Lokasi serangan berada di kota Rehovot, sekitar 20 kilometer selatan Tel Aviv dan sebagai salah satu target strategis yang sangat sensitif.
Serangan ini menandai eskalasi signifikan dalam konflik antara Iran dan Israel. Khususnya, karena sasarannya adalah fasilitas ilmiah yang juga bagian dari sistem pertahanan negara.

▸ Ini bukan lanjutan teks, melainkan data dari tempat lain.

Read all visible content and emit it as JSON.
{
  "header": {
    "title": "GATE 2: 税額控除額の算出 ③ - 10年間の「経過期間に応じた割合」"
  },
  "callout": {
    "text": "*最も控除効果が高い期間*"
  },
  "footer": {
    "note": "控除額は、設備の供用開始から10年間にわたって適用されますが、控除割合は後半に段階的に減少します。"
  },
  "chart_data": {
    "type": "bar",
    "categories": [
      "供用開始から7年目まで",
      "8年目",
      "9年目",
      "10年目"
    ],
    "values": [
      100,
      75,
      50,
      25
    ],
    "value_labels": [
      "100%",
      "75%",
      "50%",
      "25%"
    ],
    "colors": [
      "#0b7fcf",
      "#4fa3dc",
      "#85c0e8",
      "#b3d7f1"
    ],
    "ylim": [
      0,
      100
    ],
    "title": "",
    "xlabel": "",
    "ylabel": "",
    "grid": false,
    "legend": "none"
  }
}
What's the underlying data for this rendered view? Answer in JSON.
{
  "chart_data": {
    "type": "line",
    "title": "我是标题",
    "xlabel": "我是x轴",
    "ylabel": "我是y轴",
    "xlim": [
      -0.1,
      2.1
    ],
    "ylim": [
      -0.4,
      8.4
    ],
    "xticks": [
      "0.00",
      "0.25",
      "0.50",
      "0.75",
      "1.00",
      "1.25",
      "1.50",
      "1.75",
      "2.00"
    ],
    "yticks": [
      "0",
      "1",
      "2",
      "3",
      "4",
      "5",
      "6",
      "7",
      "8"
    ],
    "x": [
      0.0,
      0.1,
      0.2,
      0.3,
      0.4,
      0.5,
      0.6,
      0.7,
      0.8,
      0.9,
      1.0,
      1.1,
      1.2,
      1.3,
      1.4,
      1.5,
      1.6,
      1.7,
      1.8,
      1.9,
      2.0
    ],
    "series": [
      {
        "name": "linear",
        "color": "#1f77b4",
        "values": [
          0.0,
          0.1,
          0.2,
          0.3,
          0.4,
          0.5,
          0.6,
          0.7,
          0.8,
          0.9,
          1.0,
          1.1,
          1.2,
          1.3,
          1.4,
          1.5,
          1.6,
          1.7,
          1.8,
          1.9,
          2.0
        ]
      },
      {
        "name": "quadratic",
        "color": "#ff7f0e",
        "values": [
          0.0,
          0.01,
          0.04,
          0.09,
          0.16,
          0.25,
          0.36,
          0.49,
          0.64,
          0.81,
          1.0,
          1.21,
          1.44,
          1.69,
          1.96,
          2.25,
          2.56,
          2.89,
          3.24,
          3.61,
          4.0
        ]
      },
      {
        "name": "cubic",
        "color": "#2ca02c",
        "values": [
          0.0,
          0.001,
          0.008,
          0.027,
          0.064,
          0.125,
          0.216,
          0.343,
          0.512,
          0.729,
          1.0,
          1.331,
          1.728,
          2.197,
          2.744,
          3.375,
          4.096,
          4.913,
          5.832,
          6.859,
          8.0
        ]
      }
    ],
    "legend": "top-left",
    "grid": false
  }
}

Beberapa pengamat menyebut, pemilihan target tersebut tidak lepas dari dugaan keterlibatan Weizmann dalam pengembangan sistem senjata pada serangan-serangan terhadap fasilitas militer dan ilmuwan Iran dalam beberapa tahun terakhir.
“Institut Weizmann bukan hanya kampus atau laboratorium sains biasa. Ia adalah pilar utama dalam ekosistem pertahanan Israel,” ujar seorang analis keamanan regional yang tak disebutkan namanya, mengutip Euronews, Selasa, 17 Juni 2025.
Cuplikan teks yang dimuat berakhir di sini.